Function 370 - Commerce and Housing Credit
Change FHA’s Exposure to Risk From Single-Family Mortgage Guarantees
CBO periodically issues a compendium of policy options (called Options for Reducing the Deficit) covering a broad range of issues, as well as separate reports that include options for changing federal tax and spending policies in particular areas. This option appears in one of those publications. The options are derived from many sources and reflect a range of possibilities. For each option, CBO presents an estimate of its effects on the budget but makes no recommendations. Inclusion or exclusion of any particular option does not imply an endorsement or rejection by CBO.
The Federal Housing Administration (FHA) insures the mortgages of people who might otherwise have trouble getting a loan, particularly first-time homebuyers and low-income borrowers seeking to purchase or refinance a home. FHA’s exposure to risk on its mortgage guarantees creates uncertainty about how much they will end up costing the federal government.
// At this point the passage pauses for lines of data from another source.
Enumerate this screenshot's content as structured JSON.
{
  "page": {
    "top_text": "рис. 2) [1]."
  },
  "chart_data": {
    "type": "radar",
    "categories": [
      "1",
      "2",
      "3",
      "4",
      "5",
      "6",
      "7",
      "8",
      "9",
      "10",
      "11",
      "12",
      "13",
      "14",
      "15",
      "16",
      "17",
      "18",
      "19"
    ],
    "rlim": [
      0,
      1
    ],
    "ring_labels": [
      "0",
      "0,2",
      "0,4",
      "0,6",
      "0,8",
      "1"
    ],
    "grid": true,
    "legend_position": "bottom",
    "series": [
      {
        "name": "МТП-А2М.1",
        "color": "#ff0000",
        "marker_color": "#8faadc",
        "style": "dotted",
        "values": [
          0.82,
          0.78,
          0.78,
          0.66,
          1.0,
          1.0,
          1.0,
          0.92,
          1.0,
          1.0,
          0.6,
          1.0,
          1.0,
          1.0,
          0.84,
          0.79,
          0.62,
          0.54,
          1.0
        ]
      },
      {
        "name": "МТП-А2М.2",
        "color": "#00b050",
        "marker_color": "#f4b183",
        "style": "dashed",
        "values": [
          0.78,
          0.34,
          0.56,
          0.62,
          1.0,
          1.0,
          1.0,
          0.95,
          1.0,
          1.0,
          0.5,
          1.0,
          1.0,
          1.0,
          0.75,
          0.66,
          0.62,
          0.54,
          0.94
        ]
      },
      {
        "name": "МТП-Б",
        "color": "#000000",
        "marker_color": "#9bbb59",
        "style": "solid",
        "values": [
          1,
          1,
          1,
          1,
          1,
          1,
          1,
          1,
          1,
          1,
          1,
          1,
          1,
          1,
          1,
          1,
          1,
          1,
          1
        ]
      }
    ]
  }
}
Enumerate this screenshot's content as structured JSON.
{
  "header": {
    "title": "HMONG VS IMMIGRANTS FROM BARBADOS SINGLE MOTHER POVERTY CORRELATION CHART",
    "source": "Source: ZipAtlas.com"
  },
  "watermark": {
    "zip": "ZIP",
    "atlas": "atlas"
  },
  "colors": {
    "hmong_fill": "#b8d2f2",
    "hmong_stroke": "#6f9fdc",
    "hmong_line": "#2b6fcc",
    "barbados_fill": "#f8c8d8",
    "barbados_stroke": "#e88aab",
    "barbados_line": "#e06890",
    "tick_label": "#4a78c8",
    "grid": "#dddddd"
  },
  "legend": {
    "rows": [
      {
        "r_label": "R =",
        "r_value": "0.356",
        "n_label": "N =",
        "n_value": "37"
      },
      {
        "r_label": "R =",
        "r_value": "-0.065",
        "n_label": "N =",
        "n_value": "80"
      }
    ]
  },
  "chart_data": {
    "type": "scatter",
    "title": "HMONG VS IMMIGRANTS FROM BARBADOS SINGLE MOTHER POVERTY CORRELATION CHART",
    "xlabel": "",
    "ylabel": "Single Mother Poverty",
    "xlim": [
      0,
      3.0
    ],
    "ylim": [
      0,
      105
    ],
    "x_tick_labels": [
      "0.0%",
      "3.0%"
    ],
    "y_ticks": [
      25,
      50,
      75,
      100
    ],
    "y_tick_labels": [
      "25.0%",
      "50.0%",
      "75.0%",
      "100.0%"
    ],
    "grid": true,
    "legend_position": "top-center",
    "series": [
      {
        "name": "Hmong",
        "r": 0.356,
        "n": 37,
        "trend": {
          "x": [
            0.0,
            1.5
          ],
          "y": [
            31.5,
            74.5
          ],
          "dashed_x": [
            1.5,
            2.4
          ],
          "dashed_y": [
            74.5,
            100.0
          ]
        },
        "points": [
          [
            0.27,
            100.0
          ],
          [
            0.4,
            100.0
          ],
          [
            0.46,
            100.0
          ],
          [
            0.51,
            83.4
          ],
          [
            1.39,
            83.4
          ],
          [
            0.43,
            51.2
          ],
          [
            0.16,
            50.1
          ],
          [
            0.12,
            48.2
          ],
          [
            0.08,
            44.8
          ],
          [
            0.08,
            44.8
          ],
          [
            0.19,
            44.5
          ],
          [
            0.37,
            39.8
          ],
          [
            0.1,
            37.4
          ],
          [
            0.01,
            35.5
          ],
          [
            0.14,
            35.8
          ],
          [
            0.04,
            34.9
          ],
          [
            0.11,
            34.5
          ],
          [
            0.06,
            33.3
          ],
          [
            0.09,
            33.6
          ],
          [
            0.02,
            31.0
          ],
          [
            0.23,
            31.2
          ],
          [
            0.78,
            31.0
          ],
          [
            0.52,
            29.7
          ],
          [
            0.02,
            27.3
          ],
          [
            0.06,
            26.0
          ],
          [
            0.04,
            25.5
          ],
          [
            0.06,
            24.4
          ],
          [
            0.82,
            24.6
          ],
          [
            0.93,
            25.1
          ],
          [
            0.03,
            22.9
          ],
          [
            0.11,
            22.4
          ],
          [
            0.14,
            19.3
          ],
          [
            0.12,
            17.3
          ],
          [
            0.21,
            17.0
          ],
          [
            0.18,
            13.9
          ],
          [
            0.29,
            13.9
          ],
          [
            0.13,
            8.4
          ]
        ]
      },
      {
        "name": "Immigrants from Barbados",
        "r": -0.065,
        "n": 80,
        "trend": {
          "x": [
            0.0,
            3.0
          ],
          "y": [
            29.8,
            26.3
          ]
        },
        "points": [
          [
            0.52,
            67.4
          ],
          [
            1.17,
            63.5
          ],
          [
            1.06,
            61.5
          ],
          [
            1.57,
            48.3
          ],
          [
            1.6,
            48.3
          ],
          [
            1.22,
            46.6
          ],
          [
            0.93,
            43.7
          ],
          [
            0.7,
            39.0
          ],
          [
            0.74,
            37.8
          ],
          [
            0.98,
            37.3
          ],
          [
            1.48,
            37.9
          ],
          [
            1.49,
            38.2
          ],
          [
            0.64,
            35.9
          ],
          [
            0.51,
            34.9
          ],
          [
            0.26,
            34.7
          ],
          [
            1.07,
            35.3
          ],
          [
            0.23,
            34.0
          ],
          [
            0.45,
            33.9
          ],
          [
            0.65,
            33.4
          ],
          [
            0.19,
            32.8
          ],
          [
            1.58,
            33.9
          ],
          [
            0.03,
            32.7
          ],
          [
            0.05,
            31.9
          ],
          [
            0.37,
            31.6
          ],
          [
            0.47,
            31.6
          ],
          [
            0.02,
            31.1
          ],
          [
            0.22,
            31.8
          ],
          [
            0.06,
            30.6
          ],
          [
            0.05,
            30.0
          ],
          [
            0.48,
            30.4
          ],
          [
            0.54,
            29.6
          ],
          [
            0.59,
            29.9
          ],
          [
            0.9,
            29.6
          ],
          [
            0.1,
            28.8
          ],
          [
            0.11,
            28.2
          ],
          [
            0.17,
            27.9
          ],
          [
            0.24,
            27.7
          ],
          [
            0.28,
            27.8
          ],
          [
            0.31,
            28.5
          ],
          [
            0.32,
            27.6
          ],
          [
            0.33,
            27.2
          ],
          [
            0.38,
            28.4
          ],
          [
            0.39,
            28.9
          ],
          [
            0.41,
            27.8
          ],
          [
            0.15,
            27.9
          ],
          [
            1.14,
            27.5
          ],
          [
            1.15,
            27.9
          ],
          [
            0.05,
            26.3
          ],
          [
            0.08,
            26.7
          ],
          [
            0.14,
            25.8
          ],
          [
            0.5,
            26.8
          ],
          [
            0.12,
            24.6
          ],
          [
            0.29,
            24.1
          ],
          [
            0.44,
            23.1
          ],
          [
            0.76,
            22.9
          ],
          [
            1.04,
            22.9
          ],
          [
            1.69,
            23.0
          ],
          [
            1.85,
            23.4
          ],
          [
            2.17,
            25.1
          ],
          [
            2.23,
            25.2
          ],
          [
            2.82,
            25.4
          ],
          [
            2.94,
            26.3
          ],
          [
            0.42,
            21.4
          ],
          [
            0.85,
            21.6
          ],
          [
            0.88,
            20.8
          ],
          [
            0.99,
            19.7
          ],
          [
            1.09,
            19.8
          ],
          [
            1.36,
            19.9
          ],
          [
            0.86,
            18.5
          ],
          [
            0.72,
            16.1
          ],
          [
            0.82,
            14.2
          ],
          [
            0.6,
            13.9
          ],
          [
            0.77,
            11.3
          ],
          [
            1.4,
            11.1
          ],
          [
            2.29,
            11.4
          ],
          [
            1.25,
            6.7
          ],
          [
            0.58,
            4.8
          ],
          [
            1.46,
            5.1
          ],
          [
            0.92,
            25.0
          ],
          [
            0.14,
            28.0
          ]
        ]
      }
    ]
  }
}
CBO analyzed seven illustrative policy options that would reduce the cost of risk to the federal government from FHA’s single-family mortgage guarantees:
- Guaranteeing some rather than all of the lender’s losses on a defaulted mortgage;
- Increasing FHA’s use of risk-based pricing to tailor up-front fees to the riskiness of specific borrowers;
- Adding a residual-income test to the requirements for an FHA-insured mortgage to better measure borrowers’ ability to repay the loan (as the Department of Veterans Aﬀairs does in its mortgage-guarantee program);
- Reducing the limit on the size of a mortgage that FHA can guarantee;
- Restricting eligibility for FHA-insured mortgages only to first-time homebuyers and low- to moderate-income borrowers;
- Requiring some borrowers to receive mortgage counseling to help them better understand their financial obligations; and
- Providing a grant to help borrowers with their down payment, in exchange for which FHA would receive part of the increase in their home’s value when it was sold.